Who goes to Bali twice a year? Those aren't representative at all, and why count on people who destroy so much to save our planet? We can ignore them and simply ban such spending. There are so many things I cannot buy (e.g explosive) because we know it's too dangerous for society. Why not prevent the very few from neutralizing all the efforts of millions? A Paris-Bali flight emits more than one year of heating and cooling for a whole family!

>taxing actual emissions so that the food suppliers can adapt

Wait.
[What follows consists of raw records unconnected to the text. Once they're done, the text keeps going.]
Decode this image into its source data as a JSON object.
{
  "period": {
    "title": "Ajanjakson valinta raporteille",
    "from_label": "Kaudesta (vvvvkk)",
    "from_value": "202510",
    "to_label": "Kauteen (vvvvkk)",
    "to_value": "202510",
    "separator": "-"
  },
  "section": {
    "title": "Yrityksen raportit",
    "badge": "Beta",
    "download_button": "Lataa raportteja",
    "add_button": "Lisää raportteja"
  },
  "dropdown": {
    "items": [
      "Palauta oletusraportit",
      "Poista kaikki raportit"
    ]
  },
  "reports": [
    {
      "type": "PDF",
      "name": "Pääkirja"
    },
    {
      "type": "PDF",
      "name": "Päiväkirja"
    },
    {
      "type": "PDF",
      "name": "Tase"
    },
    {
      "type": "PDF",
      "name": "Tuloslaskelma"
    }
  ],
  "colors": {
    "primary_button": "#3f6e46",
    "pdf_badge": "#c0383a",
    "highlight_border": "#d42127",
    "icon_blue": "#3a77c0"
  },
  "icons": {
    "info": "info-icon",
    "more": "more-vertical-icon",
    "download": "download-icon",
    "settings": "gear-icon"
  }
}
The only way this could have an impact is you make meat/fish so expensive that people stop buying it. Then, what's the point of adding taxes if you just want people to stop buying it? I bet you simply want to have the freedom to continue to do whatever you want only because you expect to have the means to pay this tax. So you'd only want others to change... and you argue that we cannot expect people to change (e.g become vegetarian versus to having the resources to eat meat/fish). But I understand why you don't believe you can get people to change since you start by excluding yourself from this possibility...
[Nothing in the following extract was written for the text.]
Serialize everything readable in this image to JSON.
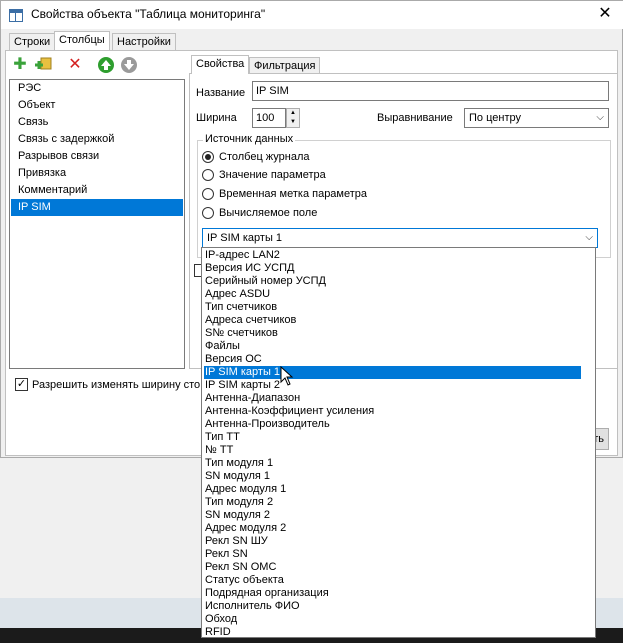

Also, can you explain why I've become vegetarian after I heard facts about the impact of agriculture? Facts that are now more and more spread (see OP's story). The money I save from meat and fish goes to farmers (I've since joined a cropsharing group, which is organic, of much better quality than what can be found in markets, and provide far more support to farmers than just paying more for the same quantity). I'm not pushing farmers to be carbon negative, I'm pulling them because I accepted to change and inviting others to do the same. There's really nothing preventing anyone to be vegetarian (or almost veggie) except ignorance and misconceptions.